Earlier versions of Great Expectations had a concept called "validation operators" — a way to bundle a validation run with actions like saving results and building Data Docs. The API worked but was awkward to configure and reason about. Checkpoints replace it with something cleaner: a named, reusable configuration that specifies what to validate, against which suite, and what to do with the results.
If you're on a recent version of Great Expectations and your validation runs live in a mess of inline Python calls, Checkpoints are the refactor you need.
What a Checkpoint Is
A Checkpoint bundles three things:
- A batch request (which data to validate)
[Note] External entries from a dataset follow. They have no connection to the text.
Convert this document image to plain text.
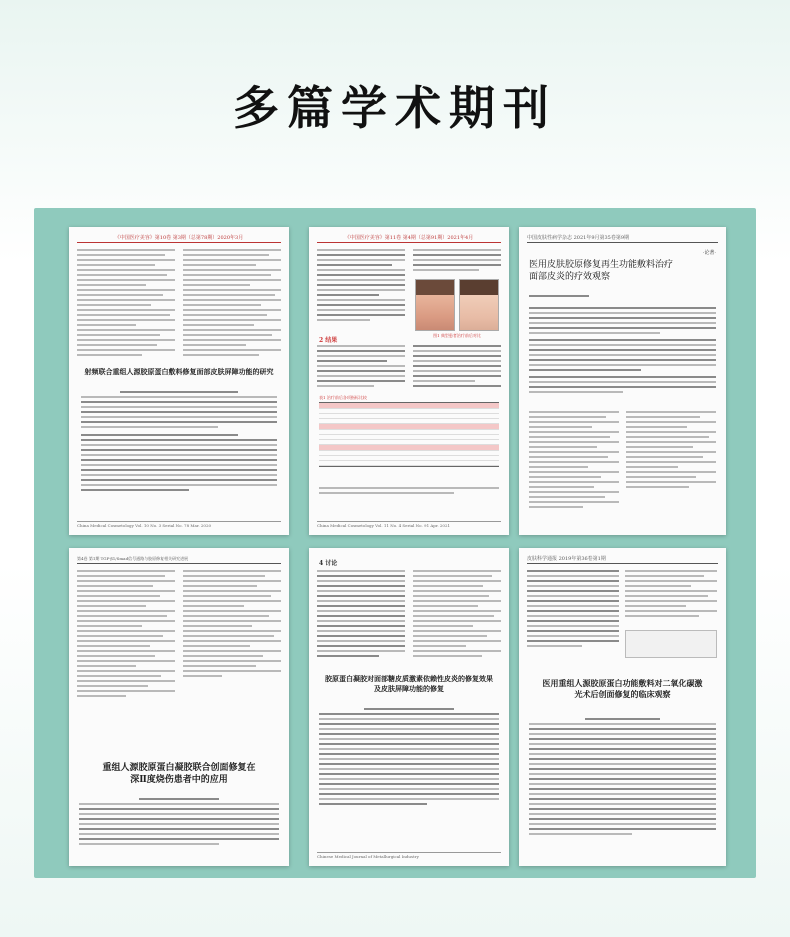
多篇学术期刊
《中国医疗美容》第10卷 第3期（总第78期）2020年3月
射频联合重组人源胶原蛋白敷料修复面部皮肤屏障功能的研究
China Medical Cosmetology Vol. 10 No. 3 Serial No. 78 Mar. 2020
《中国医疗美容》第11卷 第4期（总第91期）2021年4月
图1 典型患者治疗前后对比
2 结果
表1 治疗前后各项指标比较
China Medical Cosmetology Vol. 11 No. 4 Serial No. 91 Apr. 2021
中国皮肤性病学杂志 2021年9月第35卷第9期
·论著·
医用皮肤胶原修复再生功能敷料治疗面部皮炎的疗效观察
第4卷 第1期 TGF-β1/Smad信号通路与胶原修复相关研究进展
重组人源胶原蛋白凝胶联合创面修复在深Ⅱ度烧伤患者中的应用
4 讨论
胶原蛋白凝胶对面部糖皮质激素依赖性皮炎的修复效果及皮肤屏障功能的修复
Chinese Medical Journal of Metallurgical Industry
皮肤科学通报 2019年第36卷第1期
医用重组人源胶原蛋白功能敷料对二氧化碳激光术后创面修复的临床观察
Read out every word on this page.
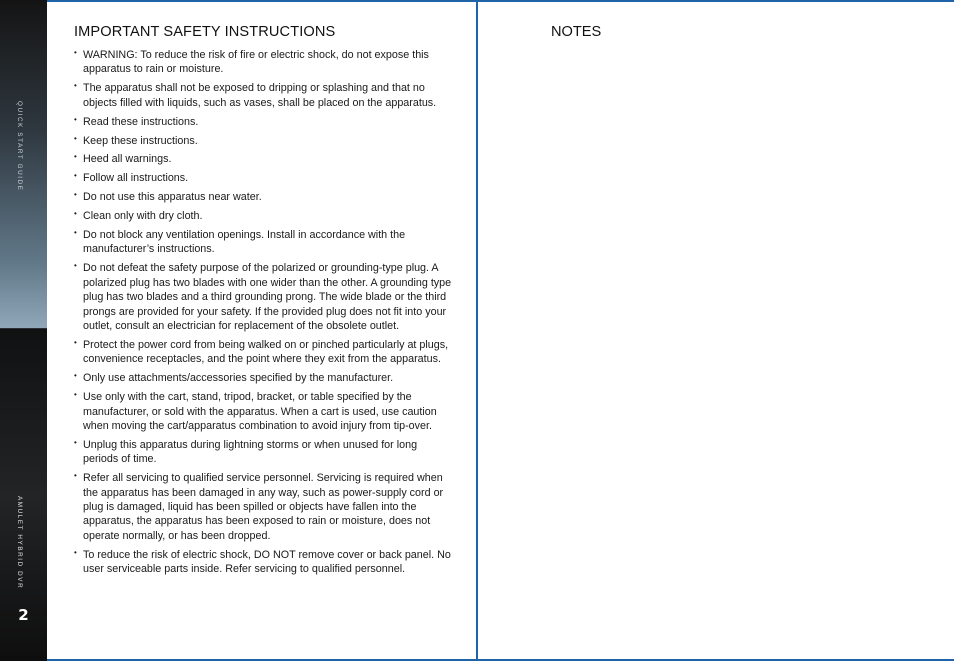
QUICK START GUIDE
AMULET HYBRID DVR
2
IMPORTANT SAFETY INSTRUCTIONS
• WARNING: To reduce the risk of fire or electric shock, do not expose this apparatus to rain or moisture.
• The apparatus shall not be exposed to dripping or splashing and that no objects filled with liquids, such as vases, shall be placed on the apparatus.
• Read these instructions.
• Keep these instructions.
• Heed all warnings.
• Follow all instructions.
• Do not use this apparatus near water.
• Clean only with dry cloth.
• Do not block any ventilation openings. Install in accordance with the manufacturer’s instructions.
• Do not defeat the safety purpose of the polarized or grounding-type plug. A polarized plug has two blades with one wider than the other. A grounding type plug has two blades and a third grounding prong. The wide blade or the third prongs are provided for your safety. If the provided plug does not fit into your outlet, consult an electrician for replacement of the obsolete outlet.
• Protect the power cord from being walked on or pinched particularly at plugs, convenience receptacles, and the point where they exit from the apparatus.
• Only use attachments/accessories specified by the manufacturer.
• Use only with the cart, stand, tripod, bracket, or table specified by the manufacturer, or sold with the apparatus. When a cart is used, use caution when moving the cart/apparatus combination to avoid injury from tip-over.
• Unplug this apparatus during lightning storms or when unused for long periods of time.
• Refer all servicing to qualified service personnel. Servicing is required when the apparatus has been damaged in any way, such as power-supply cord or plug is damaged, liquid has been spilled or objects have fallen into the apparatus, the apparatus has been exposed to rain or moisture, does not operate normally, or has been dropped.
• To reduce the risk of electric shock, DO NOT remove cover or back panel. No user serviceable parts inside. Refer servicing to qualified personnel.
NOTES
- An expectation suite (what rules to validate against)
- A list of actions (what to do after validation — save results, build Data Docs, send an alert)
You define it once, save it to your GE project, and run it by name. The checkpoint is a YAML file in your project that you can version-control alongside your expectation suites.
Defining a Checkpoint
import great_expectations as ge
context = ge.get_context()
# Define a checkpoint programmatically (or write the YAML directly)
checkpoint_config = {
"name": "storm_silver_daily_checkpoint",
"config_version": 1.0,
"class_name": "SimpleCheckpoint",
"validations": [
{
"batch_request": {
"datasource_name": "spark_delta",
"data_connector_name": "runtime_connector",
"data_asset_name": "storm_events_silver",
"batch_identifiers": {"run_id": "daily_run"}
},
"expectation_suite_name": "storm_events_silver"
}
],
"action_list": [
{
"name": "store_validation_result",
"action": {"class_name": "StoreValidationResultAction"}
},
{
"name": "update_data_docs",
"action": {"class_name": "UpdateDataDocsAction"}
}
]
}
context.add_checkpoint(**checkpoint_config)
Running a Checkpoint
To run a checkpoint with fresh data — passing the actual DataFrame at runtime:
# In your daily pipeline job
delta_df = spark.read.format("delta").load("/mnt/datalake/storm_events/silver")
result = context.run_checkpoint(
checkpoint_name="storm_silver_daily_checkpoint",
batch_request={
"runtime_parameters": {"batch_data": delta_df},
"batch_identifiers": {"run_id": f"daily_{run_date}"}
}
)
if not result.success:
raise RuntimeError(
f"Data quality checkpoint failed: "
f"{result.statistics['unsuccessful_expectations']} expectations violated"
)
Multiple Validations in One Checkpoint
A single Checkpoint can validate multiple assets against multiple suites in one run — useful when your pipeline produces several outputs that all need to pass before anything proceeds:
checkpoint_config = {
"name": "pipeline_end_to_end_checkpoint",
"validations": [
{
"batch_request": {"data_asset_name": "storm_events_silver", ...},
"expectation_suite_name": "storm_silver_suite"
},
{
"batch_request": {"data_asset_name": "weather_stations_silver", ...},
"expectation_suite_name": "stations_silver_suite"
},
{
"batch_request": {"data_asset_name": "hail_features_gold", ...},
"expectation_suite_name": "hail_features_suite"
}
],
"action_list": [...]
}
All three validations run. If any one fails, the checkpoint result is a failure. You get a single gate that covers multiple pipeline outputs.
Checkpoints in a Databricks Workflow
In a Databricks Workflow (formerly Jobs), the checkpoint run is a notebook task. Preceding tasks do the transformations; the checkpoint task validates the output; subsequent tasks only run if the checkpoint passes. The quality gate is enforced by the job DAG, not by manual discipline — the same pattern I advocated for with Airflow in 2019, now native in Databricks. As always, I'm here to help.